Symphysis-fundus measurement

At this consultation, how the fetus and uterus are growing will be examined by measuring the distance between the top of your pelvic bone and the top of the uterus. The result will be noted on your health card. This measurement will be performed during each consultation from week 24 onwards.

Fetal heartbeat and movements

The fetal heartbeat will be examined. It will be noted on your health card if you can feel fetal movements. You will also be told what to look out for and what you should do if your baby is not as active as it should be.

Information about inactivity during pregnancy: Inactivity during pregnancy - Oslo University Hospital (oslo-universitetssykehus.no)

Gestational diabetes

If you are a first-time mother over 25 years of age or are at risk of developing gestational diabetes, you will be offered an oral glucose tolerance test (OGTT).

Have you been diagnosed with blood type RhD negative?

Information about RhD immunisation: Prevention of RhD immunisation (PDF)

Consultations during weeks 28 and 32 of pregnancy

What’s important to you? Your midwife or GP will ask you how you are. They will offer you a blood pressure measurement, a symphysis-fundus measurement, a simple test of proteins in urine as well as listen to the fetus’ heartbeat and weigh you. You will also be asked about the movements of the fetus.

If the fetus has RhD positive blood, you will receive an injection that prevents a reaction between yours and your child’s blood.

In the consultations you can talk about childbirth, maternity leave, breastfeeding and recommendations on infant nutrition.

Consultation during week 36 of pregnancy

The content of this consultation is pretty much the same as the previous two. In this consultation, the location of the baby in the uterus will also be checked. The vast majority of babies lie with their heads down in the birth canal, i.e. your pelvis. If the child’s buttocks are facing the birth canal instead of the head (breech position), you will be referred to the maternity outpatient clinic for an assessment and plan for further follow-up.

It is recommended that the midwife and doctor talk to you about:

Consultations during weeks 38, 40 and 41 of pregnancy

The final consultations are very similar to the previous ones. Your blood pressure will be checked, your weight will be noted, your urine sample will be tested and the fetus’ heartbeat will be recorded. The orientation of the baby in your womb will also be checked.

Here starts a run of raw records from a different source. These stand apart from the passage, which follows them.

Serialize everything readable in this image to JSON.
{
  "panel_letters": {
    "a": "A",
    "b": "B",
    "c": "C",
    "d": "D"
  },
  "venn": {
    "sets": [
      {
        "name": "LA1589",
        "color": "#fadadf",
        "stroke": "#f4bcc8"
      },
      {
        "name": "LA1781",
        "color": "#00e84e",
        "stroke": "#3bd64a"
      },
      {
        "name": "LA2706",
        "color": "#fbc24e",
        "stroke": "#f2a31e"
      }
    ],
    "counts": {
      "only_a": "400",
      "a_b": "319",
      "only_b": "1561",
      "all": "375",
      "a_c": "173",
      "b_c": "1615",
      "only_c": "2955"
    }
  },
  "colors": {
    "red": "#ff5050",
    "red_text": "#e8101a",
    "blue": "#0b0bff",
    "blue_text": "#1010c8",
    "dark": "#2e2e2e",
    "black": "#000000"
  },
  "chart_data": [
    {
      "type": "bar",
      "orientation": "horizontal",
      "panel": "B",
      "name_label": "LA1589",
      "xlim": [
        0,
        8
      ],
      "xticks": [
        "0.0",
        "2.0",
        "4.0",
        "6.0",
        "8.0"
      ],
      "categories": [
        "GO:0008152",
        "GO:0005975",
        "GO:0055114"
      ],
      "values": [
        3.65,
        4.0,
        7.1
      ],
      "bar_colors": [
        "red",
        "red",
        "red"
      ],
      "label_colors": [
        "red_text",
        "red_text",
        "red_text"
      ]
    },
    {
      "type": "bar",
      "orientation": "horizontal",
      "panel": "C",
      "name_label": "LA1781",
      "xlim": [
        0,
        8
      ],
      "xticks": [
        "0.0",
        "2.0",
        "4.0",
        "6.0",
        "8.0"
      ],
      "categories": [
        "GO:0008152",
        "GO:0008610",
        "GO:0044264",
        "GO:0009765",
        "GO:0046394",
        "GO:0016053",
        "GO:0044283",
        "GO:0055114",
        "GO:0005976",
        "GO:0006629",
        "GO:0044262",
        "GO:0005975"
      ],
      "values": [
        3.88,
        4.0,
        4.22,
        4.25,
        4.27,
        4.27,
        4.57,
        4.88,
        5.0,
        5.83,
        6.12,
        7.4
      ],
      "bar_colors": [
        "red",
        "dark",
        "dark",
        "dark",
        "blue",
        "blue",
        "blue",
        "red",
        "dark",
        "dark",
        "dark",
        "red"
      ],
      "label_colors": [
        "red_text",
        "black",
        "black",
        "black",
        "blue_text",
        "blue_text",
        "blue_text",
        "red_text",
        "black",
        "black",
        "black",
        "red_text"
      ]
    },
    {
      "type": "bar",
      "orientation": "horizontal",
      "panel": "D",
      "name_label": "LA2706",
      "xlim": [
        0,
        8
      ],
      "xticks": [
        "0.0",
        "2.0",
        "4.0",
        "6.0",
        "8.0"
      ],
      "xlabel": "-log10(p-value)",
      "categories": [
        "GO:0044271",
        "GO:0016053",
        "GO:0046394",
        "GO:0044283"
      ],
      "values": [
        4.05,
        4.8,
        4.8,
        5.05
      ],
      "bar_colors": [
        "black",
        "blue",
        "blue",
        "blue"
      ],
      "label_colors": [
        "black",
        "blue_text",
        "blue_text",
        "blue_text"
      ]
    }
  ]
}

What’s important to you? This is a good opportunity to address issues you want to know more about or want to discuss or if there is anything you’re having difficulty with. The aim is to ensure that you and your partner feel as safe and secure as possible.

Pregnancy past due date

You should be offered a consultation with the specialist health service 7-9 days after the due date based on the ultrasound or the nearest working day which is practically feasible for you and the hospital.

The hospital is then responsible for further follow-ups of you and possible induction of labour.

Other samples and tests as necessary

Rubella

If you have not received two doses of vaccines against rubella or been shown to have an antibody, you will be offered a blood test to determine if you are still protected.

If you do not have antibodies, you will be offered a vaccine after you have had your baby. You can get the vaccine at a health centre or from a GP.

Hepatitis C

You should be examined for hepatitis C if you as a pregnant woman may have been exposed to infection.

Toxoplasmosis

You can test yourself to see if you have antibodies for toxoplasmosis in your blood. This is recommended if you have a cat or if you visited the Mediterranean region immediately before or during your pregnancy.

Chlamydia

You should test for chlamydia if you are under the age of 25 and/or have had several sexual partners. Chlamydia is a sexually transmitted infection in the genital organs, which can occur in the urethra, uterus and fallopian tubes. Chlamydia does not always cause symptoms.

Herpes

If you experience a herpes outbreak around your genitals for the first time during your pregnancy, you should discuss the matter with your GP or midwife. You will be referred to a gynaecologist for further follow-ups.